Farto de andar para trás e para a frente com o texto daquele tratado, o representante do Ministério da Justiça lançou uma farpa ao Embaixador: “O problema dos diplomatas é que vocês não acreditam que as palavras têm significado”.

Tantas vezes presente nos tabuleiros internacionais, esta tensão entre a precisão jurídica e o pragmatismo diplomático já se está a fazer sentir nas negociações – que formalmente só arrancam na próxima segunda-feira – da primeira convenção da Organização das Nações Unidas (ONU) contra o cibercrime.

O choque destas visões tem sido evidente nos países da União Europeia (UE), que votaram contra a existência destas negociações e não submeteram qualquer proposta de convenção aos trabalhos preparatórios – ao contrário da Rússia. A falta de entusiasmo do bloco reflete uma certa predominância da perspetiva legalista: quanto mais se avançar na ONU, mais enfraquecida ficará a convenção sobre o cibercrime do Conselho da Europa, a principal referência internacional já ratificada por 66 países – mas não pela Rússia. Os procuradores da UE entendem, no fundo, que os dois instrumentos não poderão ocupar o mesmo espaço ao mesmo tempo e sentem calafrios ao ler as 69 páginas de artigos propostos por Moscovo para regular o ciberespaço.

A ideia original russa, de que as seis rondas negociais da ONU se realizassem em Nova Iorque, onde estão representados todos os 193 países e as decisões são tomadas por maioria simples, também gerou desconforto. Menos mal que, à última hora, se tenha deliberado realizar metade dos trabalhos dentro do espírito de consenso de Viena, sede do Escritório da ONU sobre Droga e Crime.

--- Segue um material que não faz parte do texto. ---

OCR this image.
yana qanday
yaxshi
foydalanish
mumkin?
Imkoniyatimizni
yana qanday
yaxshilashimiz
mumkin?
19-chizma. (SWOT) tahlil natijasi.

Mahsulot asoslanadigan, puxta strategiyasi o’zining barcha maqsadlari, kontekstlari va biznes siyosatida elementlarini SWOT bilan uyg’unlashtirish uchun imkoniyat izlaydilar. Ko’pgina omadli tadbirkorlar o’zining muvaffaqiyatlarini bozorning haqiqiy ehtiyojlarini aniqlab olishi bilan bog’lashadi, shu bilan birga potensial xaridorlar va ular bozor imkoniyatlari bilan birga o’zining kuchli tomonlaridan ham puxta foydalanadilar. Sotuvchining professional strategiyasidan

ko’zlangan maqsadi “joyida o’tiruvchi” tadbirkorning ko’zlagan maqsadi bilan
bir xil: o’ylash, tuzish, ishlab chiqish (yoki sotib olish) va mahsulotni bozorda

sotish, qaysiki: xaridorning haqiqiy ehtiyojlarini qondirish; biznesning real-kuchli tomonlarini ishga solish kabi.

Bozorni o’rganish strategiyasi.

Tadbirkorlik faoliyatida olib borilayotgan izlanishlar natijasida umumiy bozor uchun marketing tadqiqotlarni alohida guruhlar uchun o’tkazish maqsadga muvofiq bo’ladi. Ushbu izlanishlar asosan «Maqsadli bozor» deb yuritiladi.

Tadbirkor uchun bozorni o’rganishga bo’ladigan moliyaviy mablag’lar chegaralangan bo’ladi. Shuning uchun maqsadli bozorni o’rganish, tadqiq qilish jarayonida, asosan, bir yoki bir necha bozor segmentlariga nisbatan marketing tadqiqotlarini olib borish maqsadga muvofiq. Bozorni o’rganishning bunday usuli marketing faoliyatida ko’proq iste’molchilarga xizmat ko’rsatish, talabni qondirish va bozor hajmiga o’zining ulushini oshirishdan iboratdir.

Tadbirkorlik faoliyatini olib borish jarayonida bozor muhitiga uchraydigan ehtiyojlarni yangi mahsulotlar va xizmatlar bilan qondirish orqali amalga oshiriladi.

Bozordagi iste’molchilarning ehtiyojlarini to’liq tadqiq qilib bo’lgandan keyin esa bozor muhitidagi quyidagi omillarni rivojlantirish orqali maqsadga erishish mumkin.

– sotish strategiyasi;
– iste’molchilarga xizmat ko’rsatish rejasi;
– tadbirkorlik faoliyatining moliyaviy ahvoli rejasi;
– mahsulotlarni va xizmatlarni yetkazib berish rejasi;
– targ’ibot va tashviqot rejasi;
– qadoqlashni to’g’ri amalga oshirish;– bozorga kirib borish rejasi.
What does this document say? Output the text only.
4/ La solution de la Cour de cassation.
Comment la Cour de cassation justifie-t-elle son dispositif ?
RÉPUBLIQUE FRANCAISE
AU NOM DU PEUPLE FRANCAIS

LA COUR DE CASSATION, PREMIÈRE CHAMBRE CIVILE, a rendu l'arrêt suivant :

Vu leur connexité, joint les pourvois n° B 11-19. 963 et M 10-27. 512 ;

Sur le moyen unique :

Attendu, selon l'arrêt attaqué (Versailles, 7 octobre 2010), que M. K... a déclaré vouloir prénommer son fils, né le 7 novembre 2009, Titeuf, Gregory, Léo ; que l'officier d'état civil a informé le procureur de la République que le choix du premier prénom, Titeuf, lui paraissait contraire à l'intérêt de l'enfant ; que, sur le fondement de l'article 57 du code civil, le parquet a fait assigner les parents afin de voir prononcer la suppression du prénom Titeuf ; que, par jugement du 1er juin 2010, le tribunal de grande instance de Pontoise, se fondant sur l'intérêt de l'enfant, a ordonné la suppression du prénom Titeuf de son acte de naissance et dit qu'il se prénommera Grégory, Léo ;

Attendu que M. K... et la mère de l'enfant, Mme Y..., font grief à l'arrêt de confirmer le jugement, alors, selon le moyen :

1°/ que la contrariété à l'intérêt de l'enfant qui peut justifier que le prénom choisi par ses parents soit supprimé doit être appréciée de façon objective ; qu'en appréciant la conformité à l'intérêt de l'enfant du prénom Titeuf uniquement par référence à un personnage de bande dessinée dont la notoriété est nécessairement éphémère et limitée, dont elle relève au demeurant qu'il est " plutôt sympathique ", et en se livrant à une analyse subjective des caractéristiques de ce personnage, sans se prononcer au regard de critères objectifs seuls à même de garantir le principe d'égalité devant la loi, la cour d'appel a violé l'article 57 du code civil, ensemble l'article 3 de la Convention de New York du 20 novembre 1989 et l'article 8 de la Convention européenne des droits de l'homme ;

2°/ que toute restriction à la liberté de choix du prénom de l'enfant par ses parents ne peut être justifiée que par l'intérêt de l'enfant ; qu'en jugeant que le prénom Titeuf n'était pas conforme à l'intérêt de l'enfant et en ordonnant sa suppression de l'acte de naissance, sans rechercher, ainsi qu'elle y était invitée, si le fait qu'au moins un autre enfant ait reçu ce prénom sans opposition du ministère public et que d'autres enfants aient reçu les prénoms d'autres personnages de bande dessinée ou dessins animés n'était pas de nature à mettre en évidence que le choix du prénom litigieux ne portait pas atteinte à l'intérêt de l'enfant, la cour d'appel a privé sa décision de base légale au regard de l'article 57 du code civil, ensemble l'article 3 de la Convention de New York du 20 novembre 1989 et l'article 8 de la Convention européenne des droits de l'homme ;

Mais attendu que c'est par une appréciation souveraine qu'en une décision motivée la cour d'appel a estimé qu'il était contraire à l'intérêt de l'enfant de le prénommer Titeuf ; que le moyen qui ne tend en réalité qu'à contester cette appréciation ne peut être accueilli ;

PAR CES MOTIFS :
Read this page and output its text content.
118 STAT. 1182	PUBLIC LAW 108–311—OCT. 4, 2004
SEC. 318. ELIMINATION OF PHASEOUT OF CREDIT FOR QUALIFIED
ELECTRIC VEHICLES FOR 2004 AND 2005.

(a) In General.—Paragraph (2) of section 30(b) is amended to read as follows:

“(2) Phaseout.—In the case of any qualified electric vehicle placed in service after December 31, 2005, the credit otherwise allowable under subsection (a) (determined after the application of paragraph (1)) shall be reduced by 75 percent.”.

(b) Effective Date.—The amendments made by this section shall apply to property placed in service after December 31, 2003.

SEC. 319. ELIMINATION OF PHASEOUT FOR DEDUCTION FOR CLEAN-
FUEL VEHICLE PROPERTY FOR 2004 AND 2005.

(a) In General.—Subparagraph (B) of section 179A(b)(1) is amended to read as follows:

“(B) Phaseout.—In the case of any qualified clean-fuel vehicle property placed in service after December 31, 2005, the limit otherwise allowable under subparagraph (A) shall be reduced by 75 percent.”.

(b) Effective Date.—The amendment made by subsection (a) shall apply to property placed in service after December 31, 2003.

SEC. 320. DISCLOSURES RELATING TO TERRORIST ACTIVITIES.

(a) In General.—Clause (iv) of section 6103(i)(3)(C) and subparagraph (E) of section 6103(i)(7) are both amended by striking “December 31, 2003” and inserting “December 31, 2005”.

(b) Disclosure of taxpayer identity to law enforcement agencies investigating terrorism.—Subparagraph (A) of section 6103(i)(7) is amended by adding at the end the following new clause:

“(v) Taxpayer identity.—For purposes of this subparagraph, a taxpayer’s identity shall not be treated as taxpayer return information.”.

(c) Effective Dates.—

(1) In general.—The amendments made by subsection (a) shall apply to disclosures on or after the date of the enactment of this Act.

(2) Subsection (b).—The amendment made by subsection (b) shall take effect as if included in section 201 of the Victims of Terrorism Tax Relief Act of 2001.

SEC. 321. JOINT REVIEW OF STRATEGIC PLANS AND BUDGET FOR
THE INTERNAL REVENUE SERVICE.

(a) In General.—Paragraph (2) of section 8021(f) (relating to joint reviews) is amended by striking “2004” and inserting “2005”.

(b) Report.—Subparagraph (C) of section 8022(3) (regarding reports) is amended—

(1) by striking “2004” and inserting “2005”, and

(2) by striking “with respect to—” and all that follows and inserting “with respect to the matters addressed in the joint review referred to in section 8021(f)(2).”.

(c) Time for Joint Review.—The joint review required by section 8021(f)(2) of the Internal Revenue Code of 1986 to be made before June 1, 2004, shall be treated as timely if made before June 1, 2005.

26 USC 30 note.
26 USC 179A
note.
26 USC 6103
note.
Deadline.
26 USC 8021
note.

Mesmo tendo muitos deles formação jurídica, a generalidade dos diplomatas pensa de maneira distinta. Avaliam a longevidade de um tratado, não tanto pela letra da lei, mas pela cobertura dos diferentes interesses nacionais em jogo num dado contexto histórico.

Sabem, por isso, que Rússia e China jamais assinarão a convenção do Conselho da Europa, recentemente atualizada com um protocolo que facilita a partilha de dados entre Estados. E que, estando obrigada a acomodar os interesses de todas as regiões, a convenção da ONU nunca terá a profundidade do instrumento europeu, elaborado sobre um denominador cultural coeso. Se o processo europeu, liderado por procuradores, foi sobretudo técnico, o da ONU será inevitavelmente político.

Por outro lado, os diplomatas não atribuem particular ênfase à futura coexistência das convenções. O convívio entre normas internacionais e regionais está consolidado noutras áreas e o verdadeiro canal de cooperação acaba por ser sempre o bilateral. São até disso exemplo os novos programas de cooperação de Portugal com Moçambique e São Tomé e Príncipe, que se referem pela primeira vez ao cibercrime, tal como se espera que ocorra com o de Angola.

Uma vez que trabalham num ambiente político, os diplomatas processam mais rapidamente o comportamento da opinião pública. Diante da crescente preocupação com a insegurança digital, e da própria massificação dos ciberataques a alvos como a Cruz Vermelha, reconhecem que o mundo necessita de um instrumento globalmente aceite – mesmo que depositem pouca esperança no seu cumprimento. Neste contexto, admitem que a UE pode ter cometido um erro estratégico ao deixar o campo aberto para a Rússia, que liderou este processo na ONU enquanto preparava a invasão da Ucrânia e cuja proposta de convenção enquadra hoje todas as discussões.

Mas, desta vez, na sala das negociações, não estarão apenas diplomatas e procuradores. Terão também assento atores mais próximos da realidade do terreno, mais vocais e mais independentes dos ciclos políticos. Empresas, universidades e ONG vão dar os seus contributos e, numa carta pública assinada por organizações de 56 países, marcaram já a sua maior preocupação: “qualquer proposta de convenção deve salvaguardar, de maneira robusta e objetiva, os direitos humanos”.